Toulouse branché

In

ManHauss

 

 

 

 

 

Depuis quelque temps, la fascination de l’opinion publique pour la  jet set va grandissant, son côté inaccessible étant alimenté par un important traitement médiatique. Une immersion récurrente dans un des établissements toulousains en vogue m’a paru le meilleur moyen d’embrasser l’ensemble des composantes de ce milieu. Club branché pour certains, lieu de perdition pour d’autres, je n’y ai pas trouvé de juste milieu.

 

A l’entrée, délit de faciès, et surtout de look : les lunettes colorées, les vêtements et accessoires années 70 ou 2010 sont lourdement recommandés, voire exigés. Il est également de bon ton de connaître les doux prénoms des deux piliers qui encadrent l’accès à l’un des lieux les plus réputés du Saint Samedi Soir. Messieurs X et Y, que j’appellerai ainsi pour ne pas les vexer, charmants avec les habitués, deviennent vite un brin agressifs si le pantalon est trop retroussé ou le pull entre deux époques. C’est ainsi que Monsieur Y déclare à l’un de mes amis, coupable ce soir-là de trop de laisser-aller : « C’est beaucoup te demander que de mettre une chemise correcte ? ». Cette règle d’or – pour tout fêtard nocturne parfaitement assumé – me paraît être l’exemple le plus flagrant de la superficialité ambiante. Autre type d’excuse pour vous refuser l’entrée : « Ce soir c’est réservé aux habitués, et je ne t’ai jamais vu ici ». Je refuse de m’habituer à cette ségrégation.

 

Dès le pas de la porte franchi, c’est au tour de la chaleur et de la fumée de nous agresser. Le style du lieu, long couloir rouge sombre, est « classieux » : hautes banquettes en velours, comptoir illuminé et éclairage tamisé. Malgré tous les efforts du designer, je n’y vois que froideur : ici, pas de trace d’une quelconque convivialité, qui est pourtant la qualité première des sorties toulousaines. La musique, mélange savant de house, de disco et de jazz, est originale et convenablement mixée, mais elle n’en est pas moins tonitruante, ce qui rend toute discussion impossible, à moins de hurler.

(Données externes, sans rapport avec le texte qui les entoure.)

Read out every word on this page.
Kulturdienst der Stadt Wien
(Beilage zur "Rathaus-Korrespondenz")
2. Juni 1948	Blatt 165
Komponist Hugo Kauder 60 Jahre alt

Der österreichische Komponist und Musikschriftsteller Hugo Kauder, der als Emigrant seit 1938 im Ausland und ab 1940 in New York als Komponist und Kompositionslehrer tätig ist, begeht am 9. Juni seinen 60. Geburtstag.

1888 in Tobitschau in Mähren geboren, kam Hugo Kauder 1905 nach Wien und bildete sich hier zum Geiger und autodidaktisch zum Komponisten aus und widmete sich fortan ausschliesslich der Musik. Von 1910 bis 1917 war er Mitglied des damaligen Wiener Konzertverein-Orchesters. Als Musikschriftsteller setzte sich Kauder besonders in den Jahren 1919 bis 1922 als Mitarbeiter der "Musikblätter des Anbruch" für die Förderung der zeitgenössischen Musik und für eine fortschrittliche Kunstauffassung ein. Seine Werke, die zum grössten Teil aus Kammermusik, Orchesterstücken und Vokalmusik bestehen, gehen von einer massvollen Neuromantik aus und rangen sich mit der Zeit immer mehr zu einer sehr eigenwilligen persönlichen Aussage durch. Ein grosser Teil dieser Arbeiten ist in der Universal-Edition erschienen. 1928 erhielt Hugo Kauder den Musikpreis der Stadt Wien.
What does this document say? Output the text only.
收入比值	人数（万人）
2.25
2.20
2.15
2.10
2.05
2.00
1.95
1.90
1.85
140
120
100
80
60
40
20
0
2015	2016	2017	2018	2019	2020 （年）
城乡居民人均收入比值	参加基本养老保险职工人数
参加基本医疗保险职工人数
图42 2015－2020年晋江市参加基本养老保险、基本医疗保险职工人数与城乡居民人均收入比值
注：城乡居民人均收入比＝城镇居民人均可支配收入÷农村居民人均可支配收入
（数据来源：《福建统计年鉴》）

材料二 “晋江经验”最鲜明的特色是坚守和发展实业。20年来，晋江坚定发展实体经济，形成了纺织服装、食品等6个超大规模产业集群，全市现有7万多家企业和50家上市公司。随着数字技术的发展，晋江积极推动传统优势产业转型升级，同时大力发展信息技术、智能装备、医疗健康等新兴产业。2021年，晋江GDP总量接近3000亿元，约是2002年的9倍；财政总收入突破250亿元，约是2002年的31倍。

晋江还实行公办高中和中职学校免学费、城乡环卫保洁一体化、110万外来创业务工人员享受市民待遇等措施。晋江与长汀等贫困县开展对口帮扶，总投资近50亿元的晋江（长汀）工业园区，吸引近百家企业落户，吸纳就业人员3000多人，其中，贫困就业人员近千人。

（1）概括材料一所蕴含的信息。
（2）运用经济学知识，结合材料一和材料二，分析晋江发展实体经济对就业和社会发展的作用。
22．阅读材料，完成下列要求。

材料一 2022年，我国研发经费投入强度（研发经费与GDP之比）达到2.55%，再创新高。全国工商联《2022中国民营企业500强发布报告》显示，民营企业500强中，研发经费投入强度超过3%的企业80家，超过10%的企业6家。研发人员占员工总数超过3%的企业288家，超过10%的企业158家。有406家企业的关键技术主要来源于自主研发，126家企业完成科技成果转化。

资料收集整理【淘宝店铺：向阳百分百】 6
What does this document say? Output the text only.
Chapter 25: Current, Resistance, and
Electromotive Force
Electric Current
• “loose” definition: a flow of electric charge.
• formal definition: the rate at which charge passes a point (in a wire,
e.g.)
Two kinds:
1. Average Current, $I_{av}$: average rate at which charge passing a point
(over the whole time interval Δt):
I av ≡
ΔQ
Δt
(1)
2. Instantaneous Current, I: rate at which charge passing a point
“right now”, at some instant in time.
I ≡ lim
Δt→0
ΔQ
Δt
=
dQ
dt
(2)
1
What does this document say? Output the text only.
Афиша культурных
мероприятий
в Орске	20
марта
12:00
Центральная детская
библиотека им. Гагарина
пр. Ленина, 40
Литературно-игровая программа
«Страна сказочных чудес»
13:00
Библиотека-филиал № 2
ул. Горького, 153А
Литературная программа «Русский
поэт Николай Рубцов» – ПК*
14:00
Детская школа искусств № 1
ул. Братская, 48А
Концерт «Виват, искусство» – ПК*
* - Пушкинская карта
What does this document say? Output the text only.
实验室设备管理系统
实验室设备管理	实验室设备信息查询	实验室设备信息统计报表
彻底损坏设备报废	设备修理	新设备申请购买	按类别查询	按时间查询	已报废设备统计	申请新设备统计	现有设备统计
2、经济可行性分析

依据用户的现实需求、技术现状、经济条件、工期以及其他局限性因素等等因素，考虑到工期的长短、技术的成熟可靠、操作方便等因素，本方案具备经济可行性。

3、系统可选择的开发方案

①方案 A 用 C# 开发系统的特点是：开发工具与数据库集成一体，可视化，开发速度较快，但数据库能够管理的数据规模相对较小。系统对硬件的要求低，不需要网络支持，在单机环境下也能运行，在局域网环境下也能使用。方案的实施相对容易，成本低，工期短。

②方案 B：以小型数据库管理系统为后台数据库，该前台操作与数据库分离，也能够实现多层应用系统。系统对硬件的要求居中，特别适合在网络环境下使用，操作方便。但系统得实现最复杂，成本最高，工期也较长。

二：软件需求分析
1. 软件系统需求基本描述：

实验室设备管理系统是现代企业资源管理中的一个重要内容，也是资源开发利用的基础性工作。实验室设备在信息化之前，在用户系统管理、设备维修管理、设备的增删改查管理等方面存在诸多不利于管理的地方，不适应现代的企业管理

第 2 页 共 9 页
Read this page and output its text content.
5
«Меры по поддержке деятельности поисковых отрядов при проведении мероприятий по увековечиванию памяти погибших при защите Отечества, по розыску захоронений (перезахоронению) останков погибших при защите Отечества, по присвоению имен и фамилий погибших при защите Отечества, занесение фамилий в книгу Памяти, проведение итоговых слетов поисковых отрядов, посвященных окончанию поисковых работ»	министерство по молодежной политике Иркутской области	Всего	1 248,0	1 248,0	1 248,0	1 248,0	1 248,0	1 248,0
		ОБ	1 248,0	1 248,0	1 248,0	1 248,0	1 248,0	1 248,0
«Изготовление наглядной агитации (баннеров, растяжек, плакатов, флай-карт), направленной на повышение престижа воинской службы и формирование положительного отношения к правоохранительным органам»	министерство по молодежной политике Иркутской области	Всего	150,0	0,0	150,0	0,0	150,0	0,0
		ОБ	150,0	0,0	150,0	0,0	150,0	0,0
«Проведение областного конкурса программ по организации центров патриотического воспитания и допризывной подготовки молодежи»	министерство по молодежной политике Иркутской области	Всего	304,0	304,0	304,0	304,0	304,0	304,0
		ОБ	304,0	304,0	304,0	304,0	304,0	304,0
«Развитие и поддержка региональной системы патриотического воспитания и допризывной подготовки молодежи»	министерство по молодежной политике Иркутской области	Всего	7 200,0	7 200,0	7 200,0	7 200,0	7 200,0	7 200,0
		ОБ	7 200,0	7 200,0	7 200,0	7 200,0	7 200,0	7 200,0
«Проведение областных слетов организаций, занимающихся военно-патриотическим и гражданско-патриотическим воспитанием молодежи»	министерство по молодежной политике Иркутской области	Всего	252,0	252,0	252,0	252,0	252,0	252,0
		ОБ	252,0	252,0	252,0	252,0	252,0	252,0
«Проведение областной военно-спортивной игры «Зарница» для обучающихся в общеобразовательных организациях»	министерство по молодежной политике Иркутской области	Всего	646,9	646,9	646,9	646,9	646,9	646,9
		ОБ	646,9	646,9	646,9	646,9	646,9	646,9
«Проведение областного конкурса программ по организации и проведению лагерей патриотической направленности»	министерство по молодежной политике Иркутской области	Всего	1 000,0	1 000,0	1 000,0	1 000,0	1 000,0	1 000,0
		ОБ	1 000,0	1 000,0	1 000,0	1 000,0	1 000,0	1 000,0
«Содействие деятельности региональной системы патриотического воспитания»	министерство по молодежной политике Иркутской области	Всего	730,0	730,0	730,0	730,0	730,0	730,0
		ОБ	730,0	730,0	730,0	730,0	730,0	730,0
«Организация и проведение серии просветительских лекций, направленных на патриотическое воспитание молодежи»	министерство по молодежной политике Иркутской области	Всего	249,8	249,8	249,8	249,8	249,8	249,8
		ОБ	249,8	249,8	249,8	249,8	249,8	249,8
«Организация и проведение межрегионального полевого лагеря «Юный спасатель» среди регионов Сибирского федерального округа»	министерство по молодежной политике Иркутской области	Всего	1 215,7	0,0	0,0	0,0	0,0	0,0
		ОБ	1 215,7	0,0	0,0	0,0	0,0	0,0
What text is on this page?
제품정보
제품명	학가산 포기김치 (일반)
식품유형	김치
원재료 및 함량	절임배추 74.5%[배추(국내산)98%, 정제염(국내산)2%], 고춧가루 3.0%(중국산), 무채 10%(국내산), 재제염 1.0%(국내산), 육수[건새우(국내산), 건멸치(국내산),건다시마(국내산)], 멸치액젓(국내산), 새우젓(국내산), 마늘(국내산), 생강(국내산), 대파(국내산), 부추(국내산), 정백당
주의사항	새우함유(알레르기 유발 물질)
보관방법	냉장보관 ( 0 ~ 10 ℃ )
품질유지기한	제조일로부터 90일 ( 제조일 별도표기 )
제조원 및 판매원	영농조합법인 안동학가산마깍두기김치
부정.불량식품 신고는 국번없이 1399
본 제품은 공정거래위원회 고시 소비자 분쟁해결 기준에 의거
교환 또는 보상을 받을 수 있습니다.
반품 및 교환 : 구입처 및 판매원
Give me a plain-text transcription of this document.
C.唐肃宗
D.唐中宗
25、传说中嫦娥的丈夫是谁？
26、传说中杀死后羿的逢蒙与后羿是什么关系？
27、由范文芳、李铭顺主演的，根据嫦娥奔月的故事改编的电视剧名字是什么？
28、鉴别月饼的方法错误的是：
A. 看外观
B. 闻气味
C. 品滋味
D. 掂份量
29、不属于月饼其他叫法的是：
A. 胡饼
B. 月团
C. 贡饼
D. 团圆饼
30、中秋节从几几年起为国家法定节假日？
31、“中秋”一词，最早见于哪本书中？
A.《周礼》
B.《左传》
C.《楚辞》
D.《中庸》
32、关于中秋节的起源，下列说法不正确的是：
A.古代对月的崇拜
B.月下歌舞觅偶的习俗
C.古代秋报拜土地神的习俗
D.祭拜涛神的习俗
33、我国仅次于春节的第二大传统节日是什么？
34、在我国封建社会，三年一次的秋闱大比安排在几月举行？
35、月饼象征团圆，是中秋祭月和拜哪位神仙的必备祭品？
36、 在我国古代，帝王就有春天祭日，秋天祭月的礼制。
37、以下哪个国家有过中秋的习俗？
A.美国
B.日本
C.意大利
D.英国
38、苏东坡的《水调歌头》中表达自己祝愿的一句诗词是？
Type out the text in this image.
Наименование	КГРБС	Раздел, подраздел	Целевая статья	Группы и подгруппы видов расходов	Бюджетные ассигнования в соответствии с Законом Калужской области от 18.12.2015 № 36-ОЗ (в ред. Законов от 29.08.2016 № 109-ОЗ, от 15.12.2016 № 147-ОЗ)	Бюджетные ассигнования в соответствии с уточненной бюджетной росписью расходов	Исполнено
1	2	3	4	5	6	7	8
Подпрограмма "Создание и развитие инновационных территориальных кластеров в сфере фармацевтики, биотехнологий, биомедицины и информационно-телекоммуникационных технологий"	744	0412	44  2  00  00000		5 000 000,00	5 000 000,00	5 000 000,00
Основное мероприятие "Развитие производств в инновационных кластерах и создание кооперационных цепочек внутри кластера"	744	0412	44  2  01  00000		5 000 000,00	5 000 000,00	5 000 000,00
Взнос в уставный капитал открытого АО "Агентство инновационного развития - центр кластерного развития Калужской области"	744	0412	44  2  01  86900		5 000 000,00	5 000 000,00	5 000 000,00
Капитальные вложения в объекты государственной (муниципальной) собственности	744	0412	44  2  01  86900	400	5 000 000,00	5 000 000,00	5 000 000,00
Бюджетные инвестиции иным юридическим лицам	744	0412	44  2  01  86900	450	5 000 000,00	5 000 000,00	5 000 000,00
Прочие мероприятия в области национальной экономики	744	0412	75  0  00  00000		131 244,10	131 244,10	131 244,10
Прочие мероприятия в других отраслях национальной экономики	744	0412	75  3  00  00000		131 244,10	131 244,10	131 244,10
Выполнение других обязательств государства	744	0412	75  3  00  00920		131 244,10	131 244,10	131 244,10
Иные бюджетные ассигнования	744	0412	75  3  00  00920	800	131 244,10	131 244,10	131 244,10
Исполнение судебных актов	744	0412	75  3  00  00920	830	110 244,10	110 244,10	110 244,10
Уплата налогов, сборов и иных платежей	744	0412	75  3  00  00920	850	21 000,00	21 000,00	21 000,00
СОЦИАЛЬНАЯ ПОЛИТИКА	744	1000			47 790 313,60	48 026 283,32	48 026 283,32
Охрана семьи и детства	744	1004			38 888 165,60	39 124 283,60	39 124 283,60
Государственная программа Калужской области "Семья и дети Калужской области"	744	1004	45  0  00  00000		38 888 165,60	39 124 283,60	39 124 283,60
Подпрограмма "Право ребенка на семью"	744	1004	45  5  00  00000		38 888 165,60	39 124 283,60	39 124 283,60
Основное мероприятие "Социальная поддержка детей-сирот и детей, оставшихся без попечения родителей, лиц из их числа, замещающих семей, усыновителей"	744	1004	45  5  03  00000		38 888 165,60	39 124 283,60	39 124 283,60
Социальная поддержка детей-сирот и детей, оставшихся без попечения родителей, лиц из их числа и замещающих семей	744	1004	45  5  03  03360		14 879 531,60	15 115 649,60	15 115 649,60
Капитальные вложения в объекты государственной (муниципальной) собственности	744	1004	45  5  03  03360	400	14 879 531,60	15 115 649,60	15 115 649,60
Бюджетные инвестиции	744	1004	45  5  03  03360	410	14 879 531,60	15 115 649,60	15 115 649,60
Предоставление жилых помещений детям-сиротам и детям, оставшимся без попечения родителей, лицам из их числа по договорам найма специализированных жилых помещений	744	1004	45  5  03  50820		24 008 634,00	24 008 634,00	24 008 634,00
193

Journalistes, étudiants en école de commerce, publicistes, photographes quelle que soit la profession, les regards sont en biais… séduction ou dédain ? On vous détaille des pieds à la tête afin de juger si vous êtes digne de l’établissement. Et quand un quartet d’hommes d’affaires oublie sa distinction en jonglant avec une bouteille de champagne et en tenant péniblement le zinc, je me rappelle encore une fois l’hypocrisie de l’apparence. Ce qui est nécessaire à la reconnaissance des étiquettes dans une société se trouve à son paroxysme, et déforme le comportement humain naturel : travestissement oblige, le mensonge n’en est que renforcé. Même si tout le jeu réside là, l’amusement est moindre quand il est à nos dépends.

 

Lorsque la dose d’alcool prescrite n’est pas suffisamment dépassée pour pouvoir danser, l’illusion d’être à l’aise s’entretient en alignant les cigarettes et les verres, sévèrement vissé à son fauteuil. Ce qui est malsain pour l’esprit l’est aussi pour le corps : à la sortie – le plus tard est le mieux – les oreilles sont bourdonnantes, les poumons enfumés et les yeux embrumés. Le sentiment de ne pas avoir perdu son temps sauve-t-il l’ensemble pour autant ? La majorité de la clientèle, motivée par la renommée de le boîte, est convaincue d’avance que la nuit sera des plus folles ; elle s’assourdit consciemment et cherche surtout une reconnaissance, un regard.

 

Une chose est sûre pour moi, c’est que l’ennui y est au rendez-vous tous les week-end. Et s’il m’arrive de m’y amuser, c’est toujours avec dérision, car le second degré allège ma consternation. Toute l’ambiguïté est là : j’ai le désir de ne rien prendre au sérieux, tout en tentant de coller au tableau le maximum.

Les caricatures ont au moins le mérite de nous poser des garde-fous, et l’important est de se rappeler ses propres valeurs en rentrant chez soi. Le snobisme, qui n’est qu’une admiration pour les milieux branchés, est amusant à petite dose, mais il est dangereux dès qu’il devient contagieux.